Our company went "agile" about 4 years ago and we've been constantly adjust/trying things that could work better than existing stuff.
I'm not claiming that this is 100% (or even 50%) correct answer, but In my experience, a scrum master, should be a dedicated person. At a minimum, it should be a person that WANTS to be the scrum master. If there are two people on a team who enjoy that kind of stuff, by all means, maybe they can rotate within each other, but I believe making the entire team rotate is not a good idea.
Being a scrum master (SM) is a completely different role, than being a technical team lead (TL) which is a different role than being regular developer and it takes different personalities to be good at each one. SM must stay on top of multiple issues which are constantly popping up. If management wants to change requirements or discuss yet another "special side project", SM should take ownership of these distractions and let the rest of the team focus on delivering the iteration. SM must also keep track of what each person is doing and coordinate effort between team members. TL's focus on much more technical stuff, but 25%-66% of their effort still goes into coordinating team member effort, but from technical point, not scheduling. Unlike SM and to lesser degree a TL, regular developers are not people who juggle other people's activities in their head. Instead, regular developer is happy and works best when he is isolated from external noise and is allowed to focus on details of the code that he is working on.

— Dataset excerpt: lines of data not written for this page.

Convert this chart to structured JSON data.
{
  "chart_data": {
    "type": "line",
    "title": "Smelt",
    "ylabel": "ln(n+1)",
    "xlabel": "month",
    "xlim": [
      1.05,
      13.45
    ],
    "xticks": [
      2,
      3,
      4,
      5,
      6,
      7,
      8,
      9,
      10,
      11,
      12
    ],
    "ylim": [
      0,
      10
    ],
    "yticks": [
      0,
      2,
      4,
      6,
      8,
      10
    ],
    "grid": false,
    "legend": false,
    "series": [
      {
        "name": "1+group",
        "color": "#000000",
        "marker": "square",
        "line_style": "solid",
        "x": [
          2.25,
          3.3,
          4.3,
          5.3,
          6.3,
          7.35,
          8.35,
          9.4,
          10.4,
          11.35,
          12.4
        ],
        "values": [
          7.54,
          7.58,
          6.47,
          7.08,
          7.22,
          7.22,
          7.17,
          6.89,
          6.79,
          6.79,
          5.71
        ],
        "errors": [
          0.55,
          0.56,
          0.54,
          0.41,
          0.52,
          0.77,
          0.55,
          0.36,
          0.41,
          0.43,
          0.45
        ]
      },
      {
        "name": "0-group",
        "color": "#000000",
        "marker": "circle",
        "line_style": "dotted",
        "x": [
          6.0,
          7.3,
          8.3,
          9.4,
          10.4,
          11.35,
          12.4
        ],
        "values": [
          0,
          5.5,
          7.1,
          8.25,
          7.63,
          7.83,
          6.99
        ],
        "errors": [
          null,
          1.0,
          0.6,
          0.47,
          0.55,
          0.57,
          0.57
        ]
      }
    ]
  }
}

If regular developer is rotated into an SM role, he will be forced to pay attention to so many new things, that he will start losing track of the important details at the code level. At the same time, when he is rotated back, he will find code that was a) potentially done without knowledge of his details and b) it will take time for him to reacquire the lost level of detail that he possessed before switching his attention to schedules/people/issues.
Also people perform best when they enjoy what they do. If you take a developer that loves coding and make him attend all the SM meetings, a) he won't really be into paying attention and his interest will be in getting back to the code rather than coordinating team activities. In the past we had people who attempted to do both roles (manage and code) and at the end they failed at both. Now we have dedicated SMs, TLs and regular devs. I guess our team was lucky because we had two developers who actually prefer paperwork, meetings, leading and overseeing over coding, so they were happy to transition into their new roles. By HR standards, they are considered first-level management.